3) Tracing the Phylogeography of Human Populations in Britain Based on 4th-11th Century mtDNA Genotypes : analysis of ancient and medieval British mtDNA samples to assess the importance of female migrations of Roman, Anglo-Saxon and Viking origin. Unfortunately, the conclusion isn't clear because of too limited samples.

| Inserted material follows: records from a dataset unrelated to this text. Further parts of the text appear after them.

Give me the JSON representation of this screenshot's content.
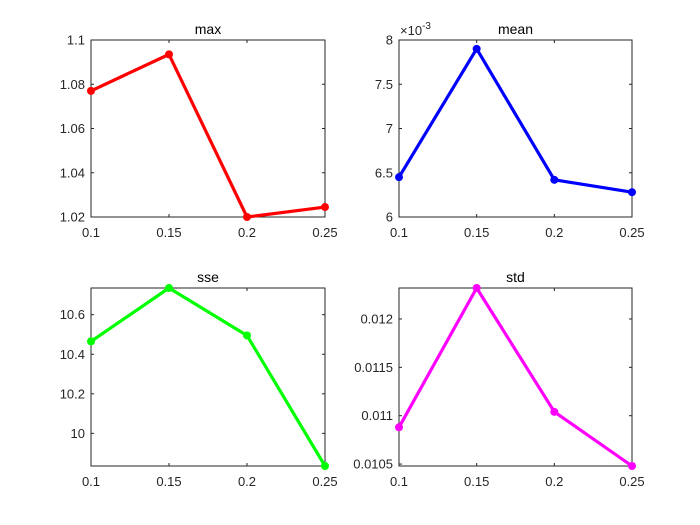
{
  "figure": {
    "background": "#ffffff"
  },
  "chart_data": [
    {
      "type": "line",
      "title": "max",
      "x": [
        0.1,
        0.15,
        0.2,
        0.25
      ],
      "y": [
        1.077,
        1.0935,
        1.02,
        1.0245
      ],
      "color": "#ff0000",
      "xlim": [
        0.1,
        0.25
      ],
      "ylim": [
        1.02,
        1.1
      ],
      "xticks": [
        0.1,
        0.15,
        0.2,
        0.25
      ],
      "xtick_labels": [
        "0.1",
        "0.15",
        "0.2",
        "0.25"
      ],
      "yticks": [
        1.02,
        1.04,
        1.06,
        1.08,
        1.1
      ],
      "ytick_labels": [
        "1.02",
        "1.04",
        "1.06",
        "1.08",
        "1.1"
      ],
      "exponent": ""
    },
    {
      "type": "line",
      "title": "mean",
      "x": [
        0.1,
        0.15,
        0.2,
        0.25
      ],
      "y": [
        6.45,
        7.9,
        6.42,
        6.28
      ],
      "color": "#0000ff",
      "xlim": [
        0.1,
        0.25
      ],
      "ylim": [
        6,
        8
      ],
      "xticks": [
        0.1,
        0.15,
        0.2,
        0.25
      ],
      "xtick_labels": [
        "0.1",
        "0.15",
        "0.2",
        "0.25"
      ],
      "yticks": [
        6,
        6.5,
        7,
        7.5,
        8
      ],
      "ytick_labels": [
        "6",
        "6.5",
        "7",
        "7.5",
        "8"
      ],
      "exponent": "×10",
      "exponent_power": "-3"
    },
    {
      "type": "line",
      "title": "sse",
      "x": [
        0.1,
        0.15,
        0.2,
        0.25
      ],
      "y": [
        10.465,
        10.735,
        10.495,
        9.835
      ],
      "color": "#00ff00",
      "xlim": [
        0.1,
        0.25
      ],
      "ylim": [
        9.835,
        10.735
      ],
      "xticks": [
        0.1,
        0.15,
        0.2,
        0.25
      ],
      "xtick_labels": [
        "0.1",
        "0.15",
        "0.2",
        "0.25"
      ],
      "yticks": [
        10,
        10.2,
        10.4,
        10.6
      ],
      "ytick_labels": [
        "10",
        "10.2",
        "10.4",
        "10.6"
      ],
      "exponent": ""
    },
    {
      "type": "line",
      "title": "std",
      "x": [
        0.1,
        0.15,
        0.2,
        0.25
      ],
      "y": [
        0.01088,
        0.01232,
        0.01104,
        0.01048
      ],
      "color": "#ff00ff",
      "xlim": [
        0.1,
        0.25
      ],
      "ylim": [
        0.01048,
        0.01232
      ],
      "xticks": [
        0.1,
        0.15,
        0.2,
        0.25
      ],
      "xtick_labels": [
        "0.1",
        "0.15",
        "0.2",
        "0.25"
      ],
      "yticks": [
        0.0105,
        0.011,
        0.0115,
        0.012
      ],
      "ytick_labels": [
        "0.0105",
        "0.011",
        "0.0115",
        "0.012"
      ],
      "exponent": ""
    }
  ]
}
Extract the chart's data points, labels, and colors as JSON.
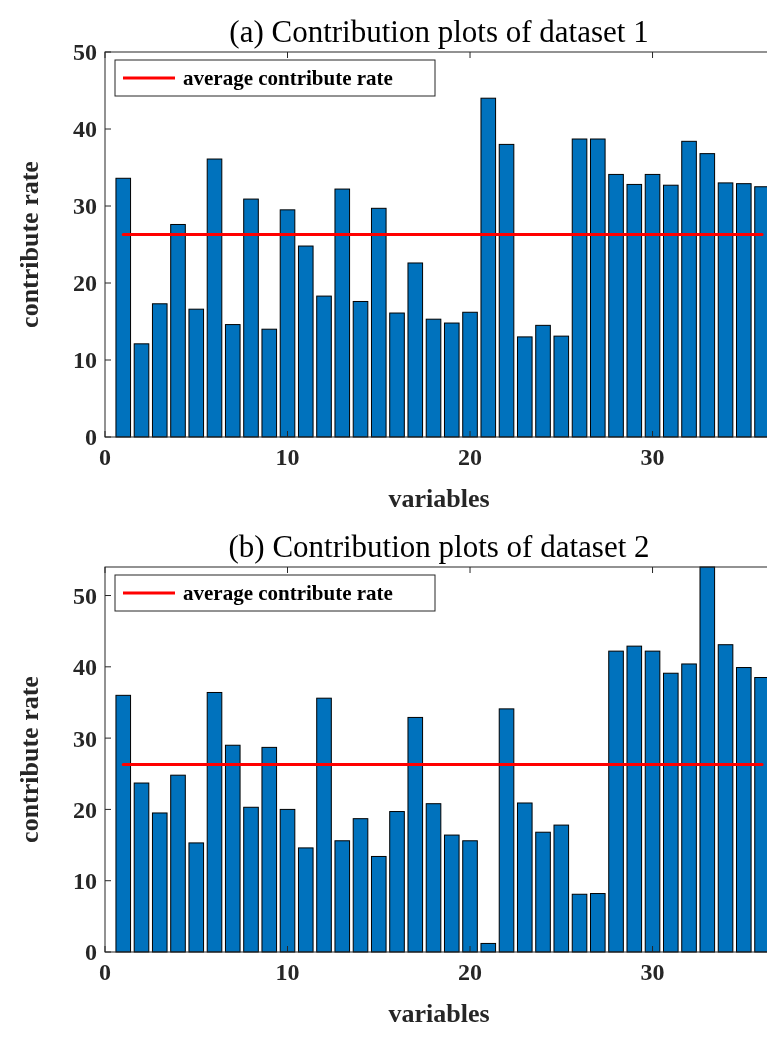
{
  "chart_data": [
    {
      "type": "bar",
      "title": "(a) Contribution plots of dataset 1",
      "xlabel": "variables",
      "ylabel": "contribute rate",
      "x": [
        1,
        2,
        3,
        4,
        5,
        6,
        7,
        8,
        9,
        10,
        11,
        12,
        13,
        14,
        15,
        16,
        17,
        18,
        19,
        20,
        21,
        22,
        23,
        24,
        25,
        26,
        27,
        28,
        29,
        30,
        31,
        32,
        33,
        34,
        35,
        36
      ],
      "xlim": [
        0,
        36.6
      ],
      "xticks": [
        0,
        10,
        20,
        30
      ],
      "ylim": [
        0,
        50
      ],
      "yticks": [
        0,
        10,
        20,
        30,
        40,
        50
      ],
      "legend": "top left",
      "series": [
        {
          "color": "#0072bd",
          "values": [
            33.6,
            12.1,
            17.3,
            27.6,
            16.6,
            36.1,
            14.6,
            30.9,
            14.0,
            29.5,
            24.8,
            18.3,
            32.2,
            17.6,
            29.7,
            16.1,
            22.6,
            15.3,
            14.8,
            16.2,
            44,
            38.0,
            13.0,
            14.5,
            13.1,
            38.7,
            38.7,
            34.1,
            32.8,
            34.1,
            32.7,
            38.4,
            36.8,
            33.0,
            32.9,
            32.5
          ]
        },
        {
          "type": "line",
          "name": "average contribute rate",
          "color": "#ff0000",
          "values": [
            26.3,
            26.3,
            26.3,
            26.3,
            26.3,
            26.3,
            26.3,
            26.3,
            26.3,
            26.3,
            26.3,
            26.3,
            26.3,
            26.3,
            26.3,
            26.3,
            26.3,
            26.3,
            26.3,
            26.3,
            26.3,
            26.3,
            26.3,
            26.3,
            26.3,
            26.3,
            26.3,
            26.3,
            26.3,
            26.3,
            26.3,
            26.3,
            26.3,
            26.3,
            26.3,
            26.3
          ]
        }
      ]
    },
    {
      "type": "bar",
      "title": "(b) Contribution plots of dataset 2",
      "xlabel": "variables",
      "ylabel": "contribute rate",
      "x": [
        1,
        2,
        3,
        4,
        5,
        6,
        7,
        8,
        9,
        10,
        11,
        12,
        13,
        14,
        15,
        16,
        17,
        18,
        19,
        20,
        21,
        22,
        23,
        24,
        25,
        26,
        27,
        28,
        29,
        30,
        31,
        32,
        33,
        34,
        35,
        36
      ],
      "xlim": [
        0,
        36.6
      ],
      "xticks": [
        0,
        10,
        20,
        30
      ],
      "ylim": [
        0,
        54
      ],
      "yticks": [
        0,
        10,
        20,
        30,
        40,
        50
      ],
      "legend": "top left",
      "series": [
        {
          "color": "#0072bd",
          "values": [
            36.0,
            23.7,
            19.5,
            24.8,
            15.3,
            36.4,
            29.0,
            20.3,
            28.7,
            20.0,
            14.6,
            35.6,
            15.6,
            18.7,
            13.4,
            19.7,
            32.9,
            20.8,
            16.4,
            15.6,
            1.2,
            34.1,
            20.9,
            16.8,
            17.8,
            8.1,
            8.2,
            42.2,
            42.9,
            42.2,
            39.1,
            40.4,
            54,
            43.1,
            39.9,
            38.5
          ]
        },
        {
          "type": "line",
          "name": "average contribute rate",
          "color": "#ff0000",
          "values": [
            26.3,
            26.3,
            26.3,
            26.3,
            26.3,
            26.3,
            26.3,
            26.3,
            26.3,
            26.3,
            26.3,
            26.3,
            26.3,
            26.3,
            26.3,
            26.3,
            26.3,
            26.3,
            26.3,
            26.3,
            26.3,
            26.3,
            26.3,
            26.3,
            26.3,
            26.3,
            26.3,
            26.3,
            26.3,
            26.3,
            26.3,
            26.3,
            26.3,
            26.3,
            26.3,
            26.3
          ]
        }
      ]
    }
  ]
}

Results from Roman and early Saxon cemterries were merged under "Early Ancient" to add to the confusion.
4) Y Chromosome Evidence for Anglo-Saxon Mass Migration : attempts to find evidence of an Anglo-Saxon mass migration to central England (East Anglia and Midlands) by comparing Y-DNA haplotypes of Wales, central England, Friesland and Norway.
Conclusion : samples from central England and Friesland are almost undistinguishable. proving that a massive proportion of central English people descend from the Anglo-Saxons. Conversely, samples in North Wales and Norway were quite different.
5) Genetic evidence for different male and female roles in the British Isles : attempts to estimate the impact of successive migrations on the genetic make-up of Britain, by comparing the Y-DNA, mtDNA and X-chromosome in Wales, England and Orkney to Ireland, Norway, Friesland, the Basques (closet assumed descendent of the Paleolithic Europeans), the Anatolian Turks and Syrians (bothassociated with the source population of the Neolithic migrations).